Что касается России, то она пережила похожую эйфорию не в 1914-м, а в 1917 году. Война в России не была связана, не считая тонкого слоя образованных людей, с ожиданиями блага и спасения, это наступило только с революцией 1917 года.

Обожествление революции имеет в России длинную предысторию. Воплощением этого обожествления была в первую очередь русская интеллигенция — феномен, у которого на Западе, как справедливо подчеркивает кёльнский историк Теодор Шидер, не было эквивалента [4]. Мышление интеллигенции носило манихейские черты. Зло символизировало для них царское самодержавие, добро — простой русский народ, и они исходили из того, как указывает российский философ Семен Франк, что механическое устранение зла автоматически приведет к победе добра [5]. Бескомпромиссная революционная деятельность интеллигенции привела к тому, что она не придавала значения глубоким метафизическим вопросам, так как занятие ими отвлекало, якобы, от борьбы за освобождение народа, добавляет Николай Бердяев. Чистый материализм и атеизм являлись единственным интеллектуальным багажом интеллигенции [6].
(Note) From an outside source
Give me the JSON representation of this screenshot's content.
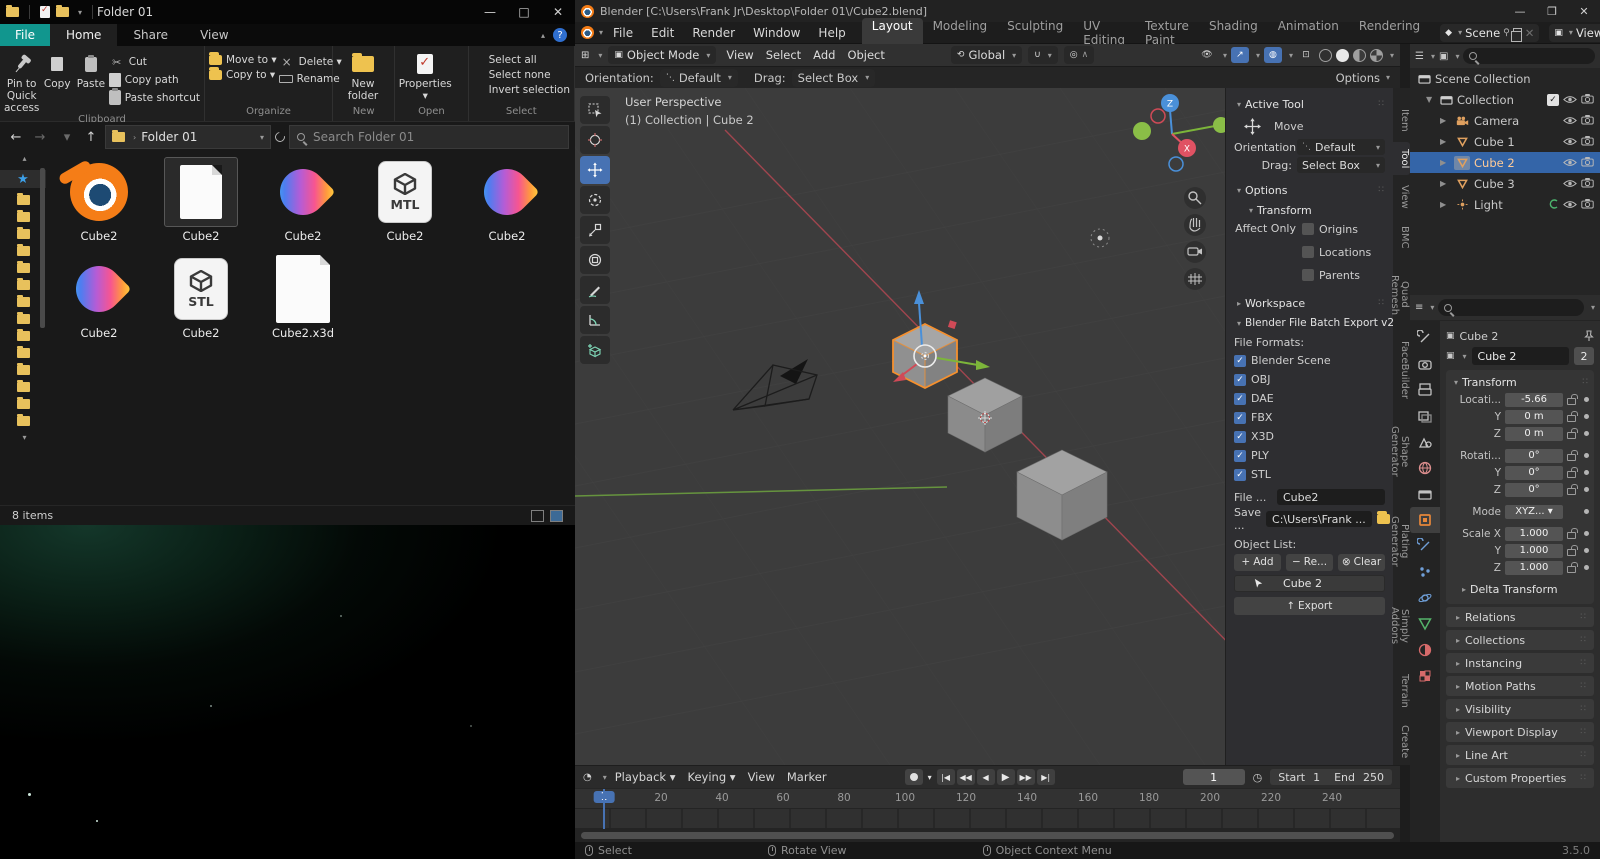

Лишь «идеалистический поворот», захвативший к началу XX века часть русской интеллигенции, привел к постепенному отказу от обожествления революции. Однако эта смена парадигм наступила слишком поздно, так как хилиастические мечтания интеллигенции, ее вера в исцелительную силу революции уже заразили простой народ, до этого еще укорененный в допетровском мироощущении. Для народных слоев на протяжении поколений государство воплощал православный царь. Будучи солдатами, они боролись за Веру, Царя и Отечество. Русский историк Георгий Федотов указал в связи с этим на то, что понятию «Отечество» в этой триаде неслучайно отводилось последнее место [7]. Идея современного национального государства, считавшегося независимо от религиозных коннотаций вершиной создания, к началу XX века проникла лишь в часть образованного слоя России. Низшие слои российского общества хотя и пережили процесс модернизации, приведший на рубеже веков к ослаблению их привязанности к Церкви и царю, но они так и не нашли привязки к современной идее национального государства. Они находились в подвешенном состоянии между прошлым и будущим, и этот мировоззренческий вакуум все сильнее заполнялся идеей революции. Вера в революцию представляла собой замену тогдашней в значительной мере опустошенной вере в православного царя. Таким образом, революционная интеллигенция выиграла свою длящуюся десятилетиями конкурентную борьбу с царской бюрократией за «душу» народа.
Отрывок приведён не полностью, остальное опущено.